Critère juridique à appliquer pour un rejet sommaire

[24] Même si la division générale a erré en n’indiquant pas et en n’appliquant pas le critère juridique applicable, les paragraphes 17 à 21 de la décision de la division générale sont justes, et je souscris aux conclusions qu’elles comportent.

[25] Bien que l’expression « aucune chance raisonnable de succès » n’ait pas été définie plus avant dans la LMEDS aux fins de l’interprétation du paragraphe 53(1) de cette loi, le Tribunal fait observer que c’est une notion qui est utilisée dans d’autres domaines du droit et qui a fait l’objet de décisions antérieures de la division d’appel.

[26] Il semble exister trois catégories de jurisprudence quant aux décisions précédemment rendues par la division d’appel relativement à des rejets sommaires de la division générale :

  1. Exemples : AD-13-825 (J. S. c Commission de l’assurance-emploi du Canada, 2015 TSSDA 715), AD-14-131 (C. D. c Commission de l’assurance-emploi du Canada, 2015 TSSDA 594), AD-14-310 (M. C. c Commission de l’assurance-emploi du Canada, 2015 TSSDA 237), AD-15-74 (J. C. c Ministre de l’Emploi et du Développement social, 2015 TSSDA 596). Le critère juridique appliqué était le suivant : est-il clair à la lecture du dossier que l’appel est voué à l’échec, quels que soient les éléments de preuve ou les arguments qui pourraient être présentés à l’audience? Ce critère est énoncé dans les arrêts de la Cour d’appel fédérale suivants : Lessard-Gauvin c. Canada (Procureur général), CAF 147, Sellathurai c. Canada (Ministre de la Sécurité publique et de la Protection civile), 2011 CAF 1, et Breslaw c. Canada (Procureur général), 2004 CAF 264.
  2. Exemples : AD-15-236 (C.S. c. Ministre de l’Emploi et du Développement social, 2015 TSSDA 974), AD-15-297 (A.P. c. Ministre de l’Emploi et du Développement social, 2015 TSSDA 973), et AD-15-401 (A.A. c. Ministre de l’Emploi et du Développement social, 2015 TSSDA 1178). La division d’appel s’est posé les questions visant à déterminer s’il y a une « question donnant matière à procès », c’est-à-dire s’il y a une question à trancher, et s’il y a un fondement quelconque à la demande, et ce, en qualifiant les causes d’« absolument sans espoir » (c.-à-d. vouées à l’échec) et de « faibles » (c.-à-d. peu solides, aux arguments peu convaincants), pour déterminer s’il était approprié de rejeter l’appel de façon sommaire. Dès qu’il existe un fondement factuel suffisant à l’appui de l’appel et que le résultat n’est pas « manifestement clair », il n’est pas opportun de rendre une décision de rejet sommaire. Il ne conviendrait pas non plus de rejeter de façon sommaire un appel dont le fondement est faible, car un tel appel suppose forcément d’évaluer le fond de l’affaire, et d’examiner et d’apprécier la preuve produite.
  3. Exemples : AD-15-216 (K. B. c Ministre de l’Emploi et du Développement social, 2015 TSSDA 929). La division d’appel n’a pas formulé un critère juridique et a seulement cité le paragraphe 53(1) de la LMEDS.

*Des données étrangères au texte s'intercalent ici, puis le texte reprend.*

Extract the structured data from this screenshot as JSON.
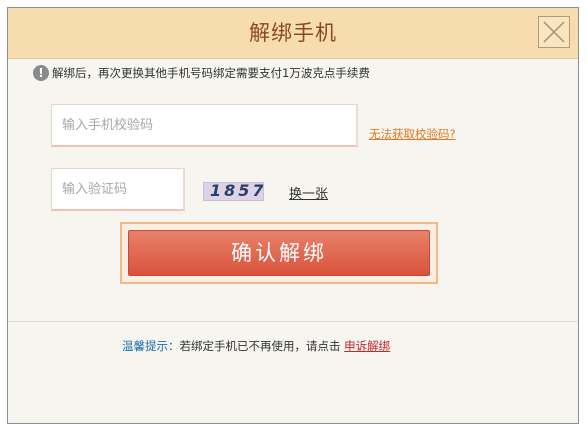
{
  "dialog": {
    "title": "解绑手机",
    "close_icon": "close-icon",
    "notice": "解绑后，再次更换其他手机号码绑定需要支付1万波克点手续费",
    "notice_icon": "!",
    "phone_code": {
      "placeholder": "输入手机校验码",
      "value": "",
      "help_link": "无法获取校验码?"
    },
    "captcha": {
      "placeholder": "输入验证码",
      "value": "",
      "image_text": "1857",
      "refresh_link": "换一张"
    },
    "confirm_button": "确认解绑",
    "tip": {
      "label": "温馨提示：",
      "text": "若绑定手机已不再使用，请点击",
      "link": "申诉解绑"
    }
  }
}
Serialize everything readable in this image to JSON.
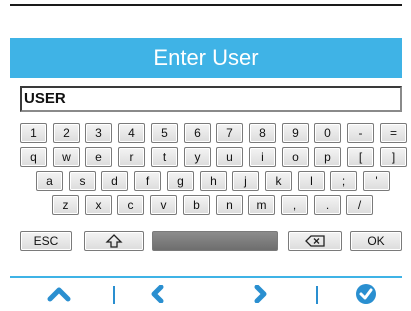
{
  "header": {
    "title": "Enter User"
  },
  "entry": {
    "value": "USER"
  },
  "keyboard": {
    "row1": [
      "1",
      "2",
      "3",
      "4",
      "5",
      "6",
      "7",
      "8",
      "9",
      "0",
      "-",
      "="
    ],
    "row2": [
      "q",
      "w",
      "e",
      "r",
      "t",
      "y",
      "u",
      "i",
      "o",
      "p",
      "[",
      "]"
    ],
    "row3": [
      "a",
      "s",
      "d",
      "f",
      "g",
      "h",
      "j",
      "k",
      "l",
      ";",
      "'"
    ],
    "row4": [
      "z",
      "x",
      "c",
      "v",
      "b",
      "n",
      "m",
      ",",
      ".",
      "/"
    ],
    "esc": "ESC",
    "ok": "OK"
  },
  "colors": {
    "accent": "#3fb3e6",
    "nav_icon": "#2a8fd0"
  },
  "nav": {
    "icons": [
      "chevron-up-icon",
      "chevron-left-icon",
      "chevron-right-icon",
      "check-circle-icon"
    ]
  }
}
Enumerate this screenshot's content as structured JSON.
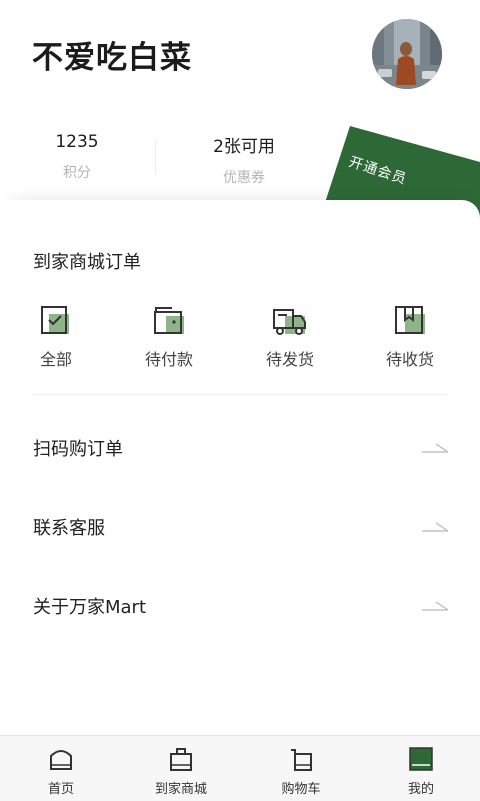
{
  "profile": {
    "username": "不爱吃白菜"
  },
  "stats": {
    "points_value": "1235",
    "points_label": "积分",
    "coupons_value": "2张可用",
    "coupons_label": "优惠券"
  },
  "membership": {
    "label": "开通会员",
    "color": "#2d6936"
  },
  "orders": {
    "title": "到家商城订单",
    "items": [
      {
        "label": "全部",
        "icon": "all-orders-icon"
      },
      {
        "label": "待付款",
        "icon": "wallet-icon"
      },
      {
        "label": "待发货",
        "icon": "truck-icon"
      },
      {
        "label": "待收货",
        "icon": "package-icon"
      }
    ]
  },
  "menu": {
    "items": [
      {
        "label": "扫码购订单"
      },
      {
        "label": "联系客服"
      },
      {
        "label": "关于万家Mart"
      }
    ]
  },
  "tabbar": {
    "items": [
      {
        "label": "首页",
        "icon": "home-icon"
      },
      {
        "label": "到家商城",
        "icon": "shopping-bag-icon"
      },
      {
        "label": "购物车",
        "icon": "cart-icon"
      },
      {
        "label": "我的",
        "icon": "profile-icon",
        "active": true
      }
    ]
  },
  "colors": {
    "accent_green": "#2d6936",
    "icon_green": "#8fb48a"
  }
}
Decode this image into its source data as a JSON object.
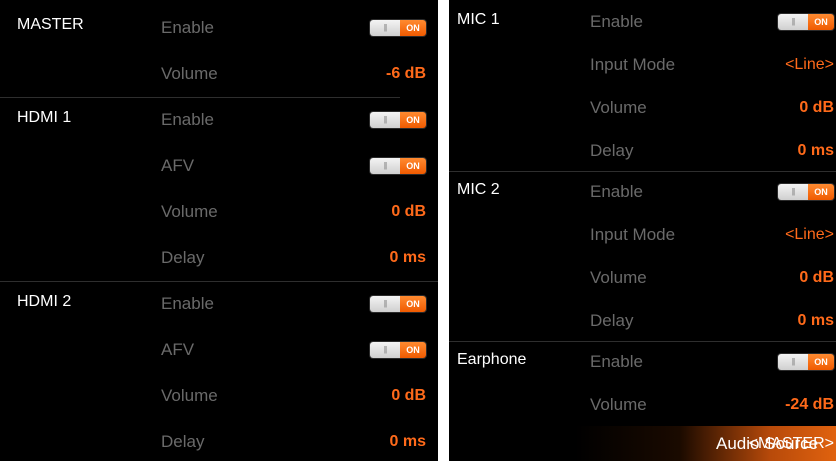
{
  "left": {
    "master": {
      "title": "MASTER",
      "enable_label": "Enable",
      "enable_toggle": "ON",
      "volume_label": "Volume",
      "volume_value": "-6 dB"
    },
    "hdmi1": {
      "title": "HDMI 1",
      "enable_label": "Enable",
      "enable_toggle": "ON",
      "afv_label": "AFV",
      "afv_toggle": "ON",
      "volume_label": "Volume",
      "volume_value": "0 dB",
      "delay_label": "Delay",
      "delay_value": "0 ms"
    },
    "hdmi2": {
      "title": "HDMI 2",
      "enable_label": "Enable",
      "enable_toggle": "ON",
      "afv_label": "AFV",
      "afv_toggle": "ON",
      "volume_label": "Volume",
      "volume_value": "0 dB",
      "delay_label": "Delay",
      "delay_value": "0 ms"
    }
  },
  "right": {
    "mic1": {
      "title": "MIC 1",
      "enable_label": "Enable",
      "enable_toggle": "ON",
      "input_mode_label": "Input Mode",
      "input_mode_value": "<Line>",
      "volume_label": "Volume",
      "volume_value": "0 dB",
      "delay_label": "Delay",
      "delay_value": "0 ms"
    },
    "mic2": {
      "title": "MIC 2",
      "enable_label": "Enable",
      "enable_toggle": "ON",
      "input_mode_label": "Input Mode",
      "input_mode_value": "<Line>",
      "volume_label": "Volume",
      "volume_value": "0 dB",
      "delay_label": "Delay",
      "delay_value": "0 ms"
    },
    "earphone": {
      "title": "Earphone",
      "enable_label": "Enable",
      "enable_toggle": "ON",
      "volume_label": "Volume",
      "volume_value": "-24 dB",
      "audio_source_label": "Audio Source",
      "audio_source_value": "<MASTER>"
    }
  },
  "toggle_grip_icon": "grip-icon",
  "colors": {
    "background": "#000000",
    "accent": "#ff6a1a",
    "label_dim": "#6a6a6a",
    "title": "#ffffff",
    "highlight_gradient_end": "#e0620f"
  }
}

[27] J’estime que l’application des deux critères que j’ai énoncés au paragraphe 26 de la décision en l’espèce mène au même résultat en l’espèce, à savoir que l’appel n’a aucune chance raisonnable de succès. Il est évident et manifeste à la lecture du dossier que l’appel est voué à l’échec, peu importe les éléments de preuve ou arguments qui pourraient être présentés lors d’une audience. Il est également clair que cette affaire n’est pas une affaire « au fondement faible », mais une affaire « sans aucun espoir », puisqu’elle n’implique pas l’évaluation sur le fond du litige ou l’examen des éléments de preuve.

[28] Ni la division générale ni la division d’appel du Tribunal ne peut modifier les critères d’admissibilité prévus au paragraphe 44(1) du RPC, quelles que soient les circonstances.

[29] Le principal argument présenté par l’appelant est qu’il est injuste de lui refuser la prestation d’invalidité puisqu’il a fourni une preuve selon laquelle il était invalide. Il affirme que cela, combiné avec les renseignements incomplets au cours du processus constitue de la [traduction] « discrimination ».

[30] Après avoir examiné les observations et le dossier de l’appelant, j’en conclus que ce motif d’appel ne représente pas une contestation du RPC fondée sur la Charte canadienne des droits et libertés, mais plutôt une déclaration de l’appelant selon laquelle il est injuste et mal de lui refuser la prestation d’invalidité selon la disposition du RPC relative aux 15 mois (paragraphe 66.1(1.1) et alinéa 42(1)b du RPC).

[31] L’application de l’alinéa 42(1)b) et du paragraphe 66.1(1.1) du RPC est déterminante en l’espèce.

[32] Il est évident à la lecture du dossier que l’appelant reçoit une pension de retraite depuis juillet 2012 et qu’il a présenté une demande de prestation d’invalidité en février 2016. Le RPC autorise l’annulation d’une pension de retraite en faveur d’une prestation d’invalidité que dans des circonstances très limitées, et la situation de l’appelant ne correspond pas aux circonstances établies dans les dispositions législatives. Le Tribunal ne peut modifier les exigences prévues par le RPC. Quels que soient les éléments de preuve ou les arguments qui pourraient être présentés à l’audience, l’appel serait voué à l’échec.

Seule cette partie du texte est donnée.